Morfofonemik mempelajari perubahan-perubahan fonem yang timbul sebagai akibat pertemuan morfem dengan morfem lain (Ramlan, 1987: 83).
Dalam bahasa Indonesia terdapat tiga proses morfofonemis yaitu :
1)    Proses perubahan fonem
Proses perubahan fonem terjadi sebagai akibat pertemuan morfem meN- dan peN- dengan bentuk dasarnya. Fonem /N/ pada kedua morfem itu berubah menjadi /m, n, ñ, ŋ/
2)    Proses penambahan fonem
Proses penambahan fonem terjadi sebagai akibat pertemuan morfem meN- dan peN- dengan bentuk dasarnya yang terdiri atas satu suku.
3)    Proses hilangnya fonem
Pertemuan morfem meN- dan peN- dengan bentuk dasar yang berawal dengan fonem /l, r, y, w, dan nasal/, mengakibatkan fonem /N/ hilang.
Pertemuan morfem ber-, per-, dan ter- dengan bentuk dasar yang berawal dengan fonem /r/ dan bentuk dasar yang suku pertamanya berakhir dengan /r/, mengakibatkan fonem /r/ hilang.
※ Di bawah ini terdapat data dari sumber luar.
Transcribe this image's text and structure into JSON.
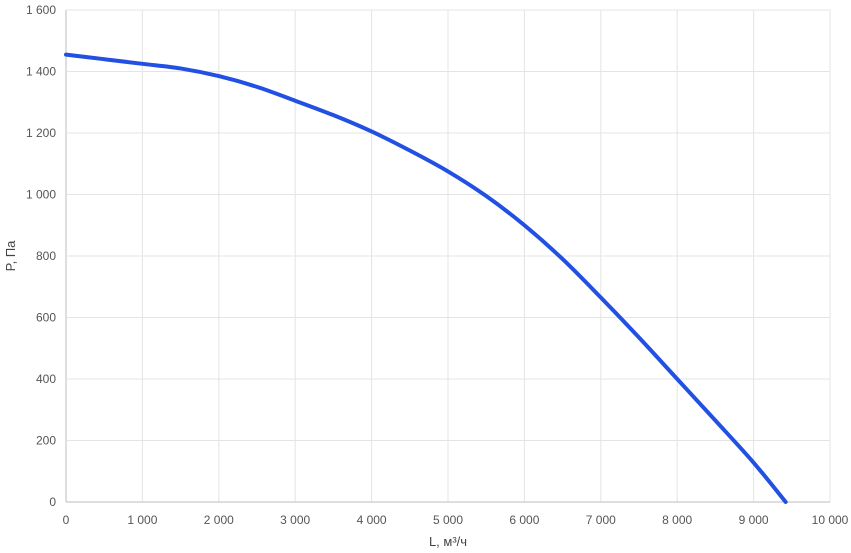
{
  "chart_data": {
    "type": "line",
    "xlabel": "L, м³/ч",
    "ylabel": "P, Па",
    "xlim": [
      0,
      10000
    ],
    "ylim": [
      0,
      1600
    ],
    "x_ticks": [
      0,
      1000,
      2000,
      3000,
      4000,
      5000,
      6000,
      7000,
      8000,
      9000,
      10000
    ],
    "x_tick_labels": [
      "0",
      "1 000",
      "2 000",
      "3 000",
      "4 000",
      "5 000",
      "6 000",
      "7 000",
      "8 000",
      "9 000",
      "10 000"
    ],
    "y_ticks": [
      0,
      200,
      400,
      600,
      800,
      1000,
      1200,
      1400,
      1600
    ],
    "y_tick_labels": [
      "0",
      "200",
      "400",
      "600",
      "800",
      "1 000",
      "1 200",
      "1 400",
      "1 600"
    ],
    "grid": true,
    "series": [
      {
        "color": "#2150e3",
        "x": [
          0,
          500,
          1000,
          1500,
          2000,
          2500,
          3000,
          3500,
          4000,
          4500,
          5000,
          5500,
          6000,
          6500,
          7000,
          7500,
          8000,
          8500,
          9000,
          9420
        ],
        "y": [
          1455,
          1440,
          1425,
          1410,
          1385,
          1350,
          1305,
          1258,
          1205,
          1143,
          1075,
          995,
          900,
          790,
          665,
          535,
          400,
          265,
          128,
          0
        ]
      }
    ]
  }
}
Pertemuan morfem meN- dan peN- dengan bentuk dasar yang berawal dengan fonem-fonem /p, t, s, k/, mengakibatkan fonem-fonem itu hilang.
b. Samsuri
Samsuri (1981: 201) menyatakan bahwa morfofonemik adalah studi tentang perubahan-perubahan pada fonem-fonem yang disebabkan oleh hubungan dua morfem atau lebih serta pemberian tanda-tandanya.
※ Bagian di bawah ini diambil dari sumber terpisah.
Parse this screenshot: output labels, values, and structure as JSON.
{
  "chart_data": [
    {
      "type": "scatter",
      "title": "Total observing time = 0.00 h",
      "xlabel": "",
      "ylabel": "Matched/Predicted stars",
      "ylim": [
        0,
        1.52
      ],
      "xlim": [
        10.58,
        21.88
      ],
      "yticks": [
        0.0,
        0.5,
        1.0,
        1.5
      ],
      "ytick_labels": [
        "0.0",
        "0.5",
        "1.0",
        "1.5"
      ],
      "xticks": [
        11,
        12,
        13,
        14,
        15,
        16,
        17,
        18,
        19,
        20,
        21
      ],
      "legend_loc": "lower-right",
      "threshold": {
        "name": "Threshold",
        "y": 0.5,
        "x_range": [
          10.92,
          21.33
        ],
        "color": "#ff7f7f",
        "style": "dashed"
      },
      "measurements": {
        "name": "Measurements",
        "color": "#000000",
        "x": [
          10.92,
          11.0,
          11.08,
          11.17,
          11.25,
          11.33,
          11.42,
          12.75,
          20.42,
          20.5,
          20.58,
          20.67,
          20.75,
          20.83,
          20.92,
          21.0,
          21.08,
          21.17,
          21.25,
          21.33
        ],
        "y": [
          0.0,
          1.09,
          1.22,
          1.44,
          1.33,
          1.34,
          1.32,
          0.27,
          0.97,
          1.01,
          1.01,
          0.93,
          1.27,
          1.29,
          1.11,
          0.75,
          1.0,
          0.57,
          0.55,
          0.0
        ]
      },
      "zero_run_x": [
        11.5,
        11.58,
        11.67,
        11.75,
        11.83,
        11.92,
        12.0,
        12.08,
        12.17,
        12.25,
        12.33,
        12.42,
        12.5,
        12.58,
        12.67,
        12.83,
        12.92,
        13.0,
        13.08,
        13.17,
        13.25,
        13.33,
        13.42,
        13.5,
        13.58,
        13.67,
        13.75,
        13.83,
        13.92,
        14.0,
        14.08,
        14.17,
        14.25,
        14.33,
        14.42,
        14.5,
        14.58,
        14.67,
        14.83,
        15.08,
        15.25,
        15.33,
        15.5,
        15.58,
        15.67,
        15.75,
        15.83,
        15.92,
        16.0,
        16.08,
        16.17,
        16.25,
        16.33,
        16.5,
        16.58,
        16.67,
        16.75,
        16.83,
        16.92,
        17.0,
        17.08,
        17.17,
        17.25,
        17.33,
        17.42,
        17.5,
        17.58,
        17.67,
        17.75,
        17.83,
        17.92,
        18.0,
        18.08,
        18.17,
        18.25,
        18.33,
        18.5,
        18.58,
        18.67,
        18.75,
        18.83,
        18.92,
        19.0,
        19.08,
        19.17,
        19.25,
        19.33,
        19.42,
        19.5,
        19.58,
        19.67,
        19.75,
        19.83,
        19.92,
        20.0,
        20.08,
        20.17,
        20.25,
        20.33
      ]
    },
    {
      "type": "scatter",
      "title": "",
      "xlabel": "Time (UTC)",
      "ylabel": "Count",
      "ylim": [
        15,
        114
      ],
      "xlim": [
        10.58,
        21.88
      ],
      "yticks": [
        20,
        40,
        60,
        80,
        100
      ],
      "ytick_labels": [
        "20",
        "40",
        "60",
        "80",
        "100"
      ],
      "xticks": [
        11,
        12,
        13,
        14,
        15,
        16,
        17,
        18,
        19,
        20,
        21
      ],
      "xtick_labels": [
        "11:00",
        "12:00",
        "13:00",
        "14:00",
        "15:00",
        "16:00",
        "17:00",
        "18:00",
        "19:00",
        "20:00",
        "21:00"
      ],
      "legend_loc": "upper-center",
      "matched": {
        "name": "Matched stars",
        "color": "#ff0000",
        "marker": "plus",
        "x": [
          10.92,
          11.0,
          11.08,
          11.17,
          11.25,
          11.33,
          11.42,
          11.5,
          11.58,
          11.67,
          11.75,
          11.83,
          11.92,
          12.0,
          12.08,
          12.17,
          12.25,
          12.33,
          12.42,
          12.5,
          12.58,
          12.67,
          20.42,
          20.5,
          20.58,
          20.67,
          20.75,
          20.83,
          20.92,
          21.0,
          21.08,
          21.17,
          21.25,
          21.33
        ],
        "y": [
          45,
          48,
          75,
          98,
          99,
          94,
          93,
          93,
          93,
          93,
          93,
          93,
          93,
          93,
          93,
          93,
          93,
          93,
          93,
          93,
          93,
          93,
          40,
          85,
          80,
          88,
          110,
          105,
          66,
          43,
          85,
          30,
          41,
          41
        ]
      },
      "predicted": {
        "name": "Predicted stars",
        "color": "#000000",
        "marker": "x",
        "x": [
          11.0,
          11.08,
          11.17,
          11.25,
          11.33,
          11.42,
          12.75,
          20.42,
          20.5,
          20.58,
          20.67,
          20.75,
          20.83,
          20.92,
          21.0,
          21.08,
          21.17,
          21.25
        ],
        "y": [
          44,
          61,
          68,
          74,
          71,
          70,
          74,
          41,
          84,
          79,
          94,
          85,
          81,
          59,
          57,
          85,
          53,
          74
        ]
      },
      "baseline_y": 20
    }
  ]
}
Morfofonemik digolongkaan menjadi enam jenis yaitu asimilasi, disimilasi, metatesis, penambahan, pengguguran, dan peloncatan.
1)    Asimilasi
Asimilasi adalah perubahan nasal menjadi nasal sealat yang mengikutinya. Misalnya, perubahan-perubahan fonem nasal yang berujud /m/ di depan fonem /b/, /n/ di depan fonem /d/, /n/ di depan fonem /j/, dan /n/ di depan fonem /g/.
2)    Disimilasi
Disimilasi merupakan kebalikan dari asimilasi. Misalnya, fonem /m/ tidak diikuti /p/ melainkan /t/, fonem /n/ tidak diikuti oleh /t/ melainkan /p/ dst.
3)    Metatesis
Pembalikan susunan fonem-fonem suatu morfem terjadi bila morfem mengadakan kombinasi atau urutan dengan morfem yang lain. Misalnya :
4)    Penambahan fonem
Penambahan fonem jika suatu morfem berhubungan dengan morfem yang lain.
5)    Pengguguran fonem
Pengguguran fonem jika suatu morfem berhubungan dengan morfem yang lain.
6)    Perubahan fonem-fonem prosodi atau peloncatan
Perubahan ini terjadi pada susunan fonem-fonem prosodi yang disebabkan oleh hubungan morfem yang satu dengan yang lain. Perubahan ini dipengaruhi oleh peloncatan tekanan, nada dan panjang.
Simpulan :
Gejala morfofonologi dalam bahasa Indonesia antara lain proses perubahan fonem atau asimilasi, proses penambahan fonem, proses penghilangan fonem atau pengguguran fonem, disimilasi, metatesis, dan peloncatan fonem.